Prendi la sabbia dalla spiaggia qui al Lido?

“No, è sabbia del Senegal. La prendo quando riesco ad andare, oppure me la faccio mandare da mio figlio Saliu. La sabbia che c’è qui non va bene perché ha un colore più scuro della nostra e non riesco a creare i colori che mi servono”.

E la colla?
“Taglio la corteccia di un albero del Senegal. Lui piange. Mischio le sue lacrime e creo la mia colla”

Che strumenti usi?
“Questi due, li ho fatti io tanti anni fa. Sono i pennarelli di Picasso del Senegal. Con uno soffio la sabbia, con l’altro traccio i disegni”.

La conchiglia a cosa serve?
“Mi dà l’ispirazione e contiene la mia colla”.

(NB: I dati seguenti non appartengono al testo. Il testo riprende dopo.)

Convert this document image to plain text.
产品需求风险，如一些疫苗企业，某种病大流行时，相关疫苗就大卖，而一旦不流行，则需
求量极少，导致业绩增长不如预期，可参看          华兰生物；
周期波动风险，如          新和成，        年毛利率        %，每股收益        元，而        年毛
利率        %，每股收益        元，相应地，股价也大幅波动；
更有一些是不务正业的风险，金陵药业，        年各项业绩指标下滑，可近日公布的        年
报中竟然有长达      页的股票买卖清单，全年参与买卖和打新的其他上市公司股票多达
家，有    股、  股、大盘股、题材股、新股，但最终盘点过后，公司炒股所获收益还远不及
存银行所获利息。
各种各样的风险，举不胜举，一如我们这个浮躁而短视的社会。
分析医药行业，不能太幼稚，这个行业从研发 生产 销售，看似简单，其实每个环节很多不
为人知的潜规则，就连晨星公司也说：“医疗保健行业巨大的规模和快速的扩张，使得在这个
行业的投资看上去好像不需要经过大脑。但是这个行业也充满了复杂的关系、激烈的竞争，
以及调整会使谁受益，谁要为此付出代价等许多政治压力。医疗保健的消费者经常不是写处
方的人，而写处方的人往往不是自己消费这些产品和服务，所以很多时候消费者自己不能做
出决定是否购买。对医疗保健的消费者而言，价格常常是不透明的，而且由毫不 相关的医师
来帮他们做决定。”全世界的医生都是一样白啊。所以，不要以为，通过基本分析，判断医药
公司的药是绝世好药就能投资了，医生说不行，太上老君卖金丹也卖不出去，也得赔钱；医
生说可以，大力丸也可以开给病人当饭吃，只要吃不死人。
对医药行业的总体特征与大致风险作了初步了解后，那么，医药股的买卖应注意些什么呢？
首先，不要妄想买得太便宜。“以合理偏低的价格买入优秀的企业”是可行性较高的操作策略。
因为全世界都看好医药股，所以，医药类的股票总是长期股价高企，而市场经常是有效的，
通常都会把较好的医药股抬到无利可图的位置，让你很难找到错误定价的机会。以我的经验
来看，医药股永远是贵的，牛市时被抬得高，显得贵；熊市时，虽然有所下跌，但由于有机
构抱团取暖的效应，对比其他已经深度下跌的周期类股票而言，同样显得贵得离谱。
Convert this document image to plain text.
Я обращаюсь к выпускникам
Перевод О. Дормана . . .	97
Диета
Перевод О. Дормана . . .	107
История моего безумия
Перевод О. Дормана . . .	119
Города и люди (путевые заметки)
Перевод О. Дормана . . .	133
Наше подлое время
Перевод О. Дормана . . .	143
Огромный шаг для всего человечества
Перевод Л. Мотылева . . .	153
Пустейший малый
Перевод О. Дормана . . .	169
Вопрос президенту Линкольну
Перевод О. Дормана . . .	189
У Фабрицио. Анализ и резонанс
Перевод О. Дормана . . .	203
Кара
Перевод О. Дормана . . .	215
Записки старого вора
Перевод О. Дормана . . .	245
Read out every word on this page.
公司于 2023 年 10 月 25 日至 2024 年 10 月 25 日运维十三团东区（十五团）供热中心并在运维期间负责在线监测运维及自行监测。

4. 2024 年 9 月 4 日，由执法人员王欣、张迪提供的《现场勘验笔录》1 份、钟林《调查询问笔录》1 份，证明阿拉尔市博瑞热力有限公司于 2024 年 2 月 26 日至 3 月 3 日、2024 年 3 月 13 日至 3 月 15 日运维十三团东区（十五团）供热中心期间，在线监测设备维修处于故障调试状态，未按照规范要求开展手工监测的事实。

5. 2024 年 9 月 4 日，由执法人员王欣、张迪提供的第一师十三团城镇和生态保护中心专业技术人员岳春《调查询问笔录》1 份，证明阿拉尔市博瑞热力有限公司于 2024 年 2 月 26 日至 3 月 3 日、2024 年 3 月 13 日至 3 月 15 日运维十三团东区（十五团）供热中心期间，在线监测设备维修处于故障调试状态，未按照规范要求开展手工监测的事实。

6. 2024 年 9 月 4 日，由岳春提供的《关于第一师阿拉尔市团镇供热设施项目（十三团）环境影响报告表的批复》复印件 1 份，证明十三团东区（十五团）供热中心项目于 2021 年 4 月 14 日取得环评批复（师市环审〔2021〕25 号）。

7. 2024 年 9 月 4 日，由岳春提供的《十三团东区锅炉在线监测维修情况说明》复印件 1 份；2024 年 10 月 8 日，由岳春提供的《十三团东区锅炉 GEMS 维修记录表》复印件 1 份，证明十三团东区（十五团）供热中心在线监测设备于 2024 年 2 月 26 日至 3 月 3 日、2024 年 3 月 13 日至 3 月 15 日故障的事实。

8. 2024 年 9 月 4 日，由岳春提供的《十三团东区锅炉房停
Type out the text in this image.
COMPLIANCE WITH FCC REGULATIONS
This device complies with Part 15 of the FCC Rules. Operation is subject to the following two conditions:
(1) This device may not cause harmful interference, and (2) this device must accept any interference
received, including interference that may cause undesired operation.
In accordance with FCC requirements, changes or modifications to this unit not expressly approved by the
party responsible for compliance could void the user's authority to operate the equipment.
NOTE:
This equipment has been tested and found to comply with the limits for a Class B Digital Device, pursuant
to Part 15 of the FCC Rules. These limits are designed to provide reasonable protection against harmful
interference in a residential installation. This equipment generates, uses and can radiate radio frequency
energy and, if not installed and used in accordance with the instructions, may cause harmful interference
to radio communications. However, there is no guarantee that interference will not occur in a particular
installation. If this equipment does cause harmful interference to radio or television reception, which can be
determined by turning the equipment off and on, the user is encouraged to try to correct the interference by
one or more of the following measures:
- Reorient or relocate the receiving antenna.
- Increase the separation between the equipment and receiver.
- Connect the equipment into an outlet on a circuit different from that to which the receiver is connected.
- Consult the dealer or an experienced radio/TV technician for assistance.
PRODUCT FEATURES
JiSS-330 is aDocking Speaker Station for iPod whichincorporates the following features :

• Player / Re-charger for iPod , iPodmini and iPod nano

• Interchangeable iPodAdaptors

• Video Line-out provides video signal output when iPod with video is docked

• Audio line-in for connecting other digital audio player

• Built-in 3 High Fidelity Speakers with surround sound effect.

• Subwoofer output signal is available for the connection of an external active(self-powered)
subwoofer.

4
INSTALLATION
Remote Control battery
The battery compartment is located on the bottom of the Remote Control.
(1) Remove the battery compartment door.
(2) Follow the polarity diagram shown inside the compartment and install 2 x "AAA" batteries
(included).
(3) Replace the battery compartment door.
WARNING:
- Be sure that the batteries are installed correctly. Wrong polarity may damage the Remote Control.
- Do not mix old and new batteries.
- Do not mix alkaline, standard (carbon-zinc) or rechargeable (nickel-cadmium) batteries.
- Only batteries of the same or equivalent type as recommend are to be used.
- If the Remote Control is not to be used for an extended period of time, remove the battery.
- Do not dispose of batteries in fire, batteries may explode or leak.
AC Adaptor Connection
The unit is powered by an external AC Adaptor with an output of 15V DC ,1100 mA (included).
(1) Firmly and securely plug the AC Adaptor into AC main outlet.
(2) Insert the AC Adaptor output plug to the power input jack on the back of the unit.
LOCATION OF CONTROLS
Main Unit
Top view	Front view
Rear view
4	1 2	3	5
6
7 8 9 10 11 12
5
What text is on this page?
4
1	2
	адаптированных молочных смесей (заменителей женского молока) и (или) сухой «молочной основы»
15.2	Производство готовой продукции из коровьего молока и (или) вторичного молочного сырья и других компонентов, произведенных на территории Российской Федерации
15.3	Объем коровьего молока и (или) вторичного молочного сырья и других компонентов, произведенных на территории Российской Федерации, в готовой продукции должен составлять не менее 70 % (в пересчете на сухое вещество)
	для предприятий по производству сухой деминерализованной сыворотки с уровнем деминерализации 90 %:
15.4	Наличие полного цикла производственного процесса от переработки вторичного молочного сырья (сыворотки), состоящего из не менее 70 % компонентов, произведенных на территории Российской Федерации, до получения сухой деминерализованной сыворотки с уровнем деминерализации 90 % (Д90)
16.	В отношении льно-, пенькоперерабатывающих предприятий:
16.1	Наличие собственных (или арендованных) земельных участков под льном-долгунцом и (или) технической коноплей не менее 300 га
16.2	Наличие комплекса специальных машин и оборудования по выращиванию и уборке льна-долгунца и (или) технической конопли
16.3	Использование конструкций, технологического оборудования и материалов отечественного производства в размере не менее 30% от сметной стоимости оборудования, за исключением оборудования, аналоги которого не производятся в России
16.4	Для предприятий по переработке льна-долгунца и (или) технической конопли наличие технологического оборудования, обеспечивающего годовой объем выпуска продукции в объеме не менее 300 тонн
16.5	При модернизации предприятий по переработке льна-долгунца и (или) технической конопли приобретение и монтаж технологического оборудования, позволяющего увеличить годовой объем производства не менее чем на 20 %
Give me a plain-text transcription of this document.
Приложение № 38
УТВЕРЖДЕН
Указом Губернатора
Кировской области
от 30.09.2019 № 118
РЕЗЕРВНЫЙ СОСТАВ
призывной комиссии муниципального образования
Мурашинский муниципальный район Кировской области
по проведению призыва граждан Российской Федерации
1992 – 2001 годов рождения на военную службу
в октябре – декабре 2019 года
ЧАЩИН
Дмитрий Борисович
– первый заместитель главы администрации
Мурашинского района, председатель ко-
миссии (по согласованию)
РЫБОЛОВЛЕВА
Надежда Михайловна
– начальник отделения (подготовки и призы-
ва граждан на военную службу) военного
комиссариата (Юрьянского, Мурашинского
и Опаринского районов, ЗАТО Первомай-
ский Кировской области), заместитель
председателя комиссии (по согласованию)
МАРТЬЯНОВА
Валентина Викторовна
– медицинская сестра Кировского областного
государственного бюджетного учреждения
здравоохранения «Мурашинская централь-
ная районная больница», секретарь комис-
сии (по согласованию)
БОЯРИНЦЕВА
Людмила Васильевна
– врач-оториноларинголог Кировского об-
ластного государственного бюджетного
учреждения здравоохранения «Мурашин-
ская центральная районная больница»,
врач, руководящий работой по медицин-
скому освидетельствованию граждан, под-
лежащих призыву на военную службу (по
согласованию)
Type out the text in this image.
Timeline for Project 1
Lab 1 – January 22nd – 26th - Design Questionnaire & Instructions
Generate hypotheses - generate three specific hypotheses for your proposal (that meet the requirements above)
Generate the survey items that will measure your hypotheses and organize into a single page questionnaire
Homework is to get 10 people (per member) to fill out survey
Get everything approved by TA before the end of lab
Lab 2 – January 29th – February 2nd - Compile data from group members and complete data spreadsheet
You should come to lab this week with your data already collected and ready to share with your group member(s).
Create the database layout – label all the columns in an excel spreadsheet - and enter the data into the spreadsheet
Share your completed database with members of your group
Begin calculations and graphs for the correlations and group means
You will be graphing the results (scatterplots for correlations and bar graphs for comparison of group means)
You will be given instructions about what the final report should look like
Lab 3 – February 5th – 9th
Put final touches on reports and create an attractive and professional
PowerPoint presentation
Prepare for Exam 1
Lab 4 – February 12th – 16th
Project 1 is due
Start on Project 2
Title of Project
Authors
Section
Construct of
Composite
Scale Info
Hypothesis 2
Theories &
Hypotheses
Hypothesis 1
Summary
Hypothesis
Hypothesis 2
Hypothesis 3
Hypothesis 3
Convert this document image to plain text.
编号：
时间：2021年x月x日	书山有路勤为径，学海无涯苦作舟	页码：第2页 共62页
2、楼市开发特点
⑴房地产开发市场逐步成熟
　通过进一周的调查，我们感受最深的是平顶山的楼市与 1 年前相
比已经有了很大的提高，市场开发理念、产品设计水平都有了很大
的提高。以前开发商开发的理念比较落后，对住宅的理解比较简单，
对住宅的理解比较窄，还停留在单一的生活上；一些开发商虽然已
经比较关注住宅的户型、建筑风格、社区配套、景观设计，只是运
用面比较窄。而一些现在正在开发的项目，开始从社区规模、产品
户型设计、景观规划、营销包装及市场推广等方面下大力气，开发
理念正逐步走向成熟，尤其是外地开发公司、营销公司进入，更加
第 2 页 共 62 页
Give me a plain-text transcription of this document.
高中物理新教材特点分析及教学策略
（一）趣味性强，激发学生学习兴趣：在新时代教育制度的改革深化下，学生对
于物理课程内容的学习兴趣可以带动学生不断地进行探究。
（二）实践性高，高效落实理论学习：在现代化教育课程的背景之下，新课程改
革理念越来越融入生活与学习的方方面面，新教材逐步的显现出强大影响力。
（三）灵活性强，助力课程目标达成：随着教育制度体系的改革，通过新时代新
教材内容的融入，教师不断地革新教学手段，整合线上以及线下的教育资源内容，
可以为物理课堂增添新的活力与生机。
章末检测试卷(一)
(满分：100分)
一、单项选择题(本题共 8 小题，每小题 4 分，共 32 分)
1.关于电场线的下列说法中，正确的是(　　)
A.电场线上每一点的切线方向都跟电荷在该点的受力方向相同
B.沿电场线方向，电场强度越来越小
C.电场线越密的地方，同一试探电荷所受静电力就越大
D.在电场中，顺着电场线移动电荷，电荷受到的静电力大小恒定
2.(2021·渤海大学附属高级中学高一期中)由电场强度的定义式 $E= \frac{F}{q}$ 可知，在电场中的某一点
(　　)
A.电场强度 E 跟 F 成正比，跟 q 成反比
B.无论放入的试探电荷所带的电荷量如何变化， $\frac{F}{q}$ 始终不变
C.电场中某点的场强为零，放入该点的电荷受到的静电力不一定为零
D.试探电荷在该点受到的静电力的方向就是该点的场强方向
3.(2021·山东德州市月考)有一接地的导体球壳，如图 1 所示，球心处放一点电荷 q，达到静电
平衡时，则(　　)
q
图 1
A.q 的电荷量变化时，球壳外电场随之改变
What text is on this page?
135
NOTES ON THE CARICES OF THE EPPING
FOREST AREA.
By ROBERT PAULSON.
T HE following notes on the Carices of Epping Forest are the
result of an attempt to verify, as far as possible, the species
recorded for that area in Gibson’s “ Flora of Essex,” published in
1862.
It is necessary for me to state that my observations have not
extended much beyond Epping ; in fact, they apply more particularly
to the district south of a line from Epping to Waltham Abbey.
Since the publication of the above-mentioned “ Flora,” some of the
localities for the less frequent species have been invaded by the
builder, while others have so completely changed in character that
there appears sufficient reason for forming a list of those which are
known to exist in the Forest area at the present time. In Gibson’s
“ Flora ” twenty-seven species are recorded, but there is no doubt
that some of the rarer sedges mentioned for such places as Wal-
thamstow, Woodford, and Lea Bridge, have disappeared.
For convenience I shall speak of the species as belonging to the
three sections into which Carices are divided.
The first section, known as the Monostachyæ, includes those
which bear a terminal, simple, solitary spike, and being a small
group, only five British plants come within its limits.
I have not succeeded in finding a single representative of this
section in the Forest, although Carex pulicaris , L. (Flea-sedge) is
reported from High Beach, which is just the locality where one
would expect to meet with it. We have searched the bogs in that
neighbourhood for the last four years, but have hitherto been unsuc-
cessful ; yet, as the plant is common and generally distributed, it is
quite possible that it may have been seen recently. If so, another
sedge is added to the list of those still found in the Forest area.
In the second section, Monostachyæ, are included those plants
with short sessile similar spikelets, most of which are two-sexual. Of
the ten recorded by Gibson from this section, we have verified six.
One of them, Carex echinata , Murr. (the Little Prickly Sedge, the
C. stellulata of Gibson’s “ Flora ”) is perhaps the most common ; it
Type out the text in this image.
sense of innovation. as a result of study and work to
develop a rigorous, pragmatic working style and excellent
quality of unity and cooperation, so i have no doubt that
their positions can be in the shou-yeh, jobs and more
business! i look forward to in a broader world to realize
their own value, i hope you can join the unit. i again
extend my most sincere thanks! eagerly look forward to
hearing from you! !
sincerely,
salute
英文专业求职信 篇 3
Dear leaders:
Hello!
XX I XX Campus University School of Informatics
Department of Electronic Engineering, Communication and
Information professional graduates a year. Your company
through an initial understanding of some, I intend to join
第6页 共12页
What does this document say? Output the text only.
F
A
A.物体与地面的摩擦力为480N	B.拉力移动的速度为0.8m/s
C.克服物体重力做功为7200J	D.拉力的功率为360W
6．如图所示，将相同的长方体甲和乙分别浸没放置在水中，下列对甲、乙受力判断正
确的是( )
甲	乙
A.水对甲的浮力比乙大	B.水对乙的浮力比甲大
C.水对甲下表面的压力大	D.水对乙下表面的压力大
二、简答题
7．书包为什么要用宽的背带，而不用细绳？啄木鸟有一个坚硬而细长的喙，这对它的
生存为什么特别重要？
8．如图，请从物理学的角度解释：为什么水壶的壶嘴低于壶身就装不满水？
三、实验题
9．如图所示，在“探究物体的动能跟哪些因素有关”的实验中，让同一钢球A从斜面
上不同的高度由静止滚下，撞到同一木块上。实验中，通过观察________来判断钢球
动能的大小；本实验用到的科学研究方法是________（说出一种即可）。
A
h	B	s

Come fai ad ottenere il rilievo?
“E’ complicato. E’ una tecnica che ho messo a punto nel tempo… Pensa che posso arrivare fino ad uno strato di 1cm di colla e sabbia. Non è facile”.

Che belle ciabatte…
“Le ho fatte io. Porto il 47”.

E il banco da lavoro?
“Anche quello l’ho costruito io”

Sei mai stato trattato male in Italia?
“Tempo fa c’è stato uno che mi ha trattato male, ma io l’ho perdonato. Se trovo una persona cattiva penso ad una persona buona, penso a Laura”.

Hai un sogno?
“Vorrei venire in Italia con una macchina con targa senegalese, arrivare sotto le due torri di Bologna e fare una foto insieme a Laura con le mani in questo segno di vittoria. VBorrei fare questo regalo a lei per tutto quello che ha fatto per me. Po manderei la foto al mio sindaco senegalese. Sarebbe una cosa grande”.

Un sogno strano.
“Non ho soldi. Per dimostrare la mia riconoscenza a Laura ho solo la mia arte da offrirle. E per me, questa strana impresa, è una forma di arte grande”.